The life-cycle of Machine Learning models starts with the development of model. In this chapter of the MLOps tutorial, you will learn about the development phase of the Machine Learning models.
The development of phase itself includes many steps such as-
- Feature Engineering
- Preprocessing the data
- Training and Testing models
- Model Selection
Feature Engineering
Once the data has been analyzed, it is important to use the correct features of the data for training the model. In the field of Machine Learning, it is often said, “Garbage In, Garbage Out”. If irrelevant and unimportant features are used for training the model, the model will fail to learn the representations from the data well enough and hence will not perform well. This process of using appropriate features is called Feature Engineering and can be performed in 2 ways or their combination-
Feature Selection– A subset of the features of the original data are selected. For example, for a dataset having the set of features X1, X2, X3, X4; selecting features X1, and X4 for training the model.
Feature Extraction– New features are created from the existing set of features. For example, for a dataset having the set of features X1, X2; creating new features X1*X2, and X1/X2 for training the model. Dimension Reduction algorithms such as Principal Component Analysis(PCA) are feature extraction algorithms.
Note– Feature Selection and Feature Engineering are not required in Deep Learning, for the reason that useful representations are automatically learned from the features.
Preprocessing the Data
The next step is to pre-process the data. The pre-processing is done by the building and using pipelines. The data pre-process steps includes cleaning the data, imputing missing values, One-Hot Encoding of Categorical variables, Scaling features to within a certain range for continuous valued variables, etc. Separate pipelines are created for training, validation, and test datasets, for the reason that different transformations need to be applied to different datasets. For example, data augmentation and shuffling need to be done on training dataset but not on the validation and test datasets.

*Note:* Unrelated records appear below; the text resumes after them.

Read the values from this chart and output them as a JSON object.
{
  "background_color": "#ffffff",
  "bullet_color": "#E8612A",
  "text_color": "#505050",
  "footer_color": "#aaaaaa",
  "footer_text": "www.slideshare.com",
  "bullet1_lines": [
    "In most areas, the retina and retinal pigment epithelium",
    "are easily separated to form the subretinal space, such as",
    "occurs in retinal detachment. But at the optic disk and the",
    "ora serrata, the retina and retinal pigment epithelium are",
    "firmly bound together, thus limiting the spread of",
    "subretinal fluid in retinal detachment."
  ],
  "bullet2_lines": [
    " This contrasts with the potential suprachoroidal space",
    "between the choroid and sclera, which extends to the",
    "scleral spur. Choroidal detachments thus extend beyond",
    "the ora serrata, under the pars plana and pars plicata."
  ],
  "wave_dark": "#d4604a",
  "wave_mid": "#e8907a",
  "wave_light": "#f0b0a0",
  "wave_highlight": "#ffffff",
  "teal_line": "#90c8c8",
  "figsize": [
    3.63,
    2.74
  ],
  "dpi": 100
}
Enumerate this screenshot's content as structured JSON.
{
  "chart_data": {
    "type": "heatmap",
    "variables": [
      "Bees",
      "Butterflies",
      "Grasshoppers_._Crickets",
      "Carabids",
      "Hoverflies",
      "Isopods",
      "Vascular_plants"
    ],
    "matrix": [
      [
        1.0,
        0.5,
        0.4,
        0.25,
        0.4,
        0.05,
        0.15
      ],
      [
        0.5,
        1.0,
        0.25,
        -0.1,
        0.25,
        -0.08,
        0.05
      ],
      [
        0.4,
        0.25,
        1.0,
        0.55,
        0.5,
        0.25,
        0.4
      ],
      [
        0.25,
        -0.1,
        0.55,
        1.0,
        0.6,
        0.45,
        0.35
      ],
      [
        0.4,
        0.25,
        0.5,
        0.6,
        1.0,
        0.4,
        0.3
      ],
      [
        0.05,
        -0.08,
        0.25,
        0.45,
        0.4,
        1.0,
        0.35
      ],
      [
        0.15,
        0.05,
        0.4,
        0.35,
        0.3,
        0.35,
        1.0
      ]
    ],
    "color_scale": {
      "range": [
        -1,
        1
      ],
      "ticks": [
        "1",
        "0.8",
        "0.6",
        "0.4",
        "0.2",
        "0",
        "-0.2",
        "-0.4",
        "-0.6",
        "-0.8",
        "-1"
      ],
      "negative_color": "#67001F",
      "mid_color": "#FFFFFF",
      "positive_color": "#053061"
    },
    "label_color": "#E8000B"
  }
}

Training and Testing Models
State of the art algorithms are used for training the models. Various hyper-parameters are used for the algorithms to find the most optimal hyper-parameters. During the training phase, the performance of the model is measured on the validation set. The final hyper-parameters are chosen based on the performance of various models on the Validation Dataset. However, a separate dataset is used to check the performance of the model in real-world. Unlike the validation dataset, no hyper-parameter changes are made based on the performance of model on test dataset. In special cases, such as lack of data, techniques such as k-fold cross validation is used.
Model Selection
Once various models are trained, their performance of the test dataset is compared by use of metrics such as Accuracy, Error Rate, Precision, Recall, F1 Score, AUC etc for classification problems and metrics such as Mean Squared Error, Mean Absolute Error, Huber loss, etc for regression problems. It is important to note that while performance of a model is an important fact but the best performing model aren’t always chosen for actual use in production, there are a host of other factors that impact the decision, such as latency(time required for making each prediction) and hardware for running model(edge devices, cloud, etc). Once all the various factors have been considered, the model that is to be productionized is finalized.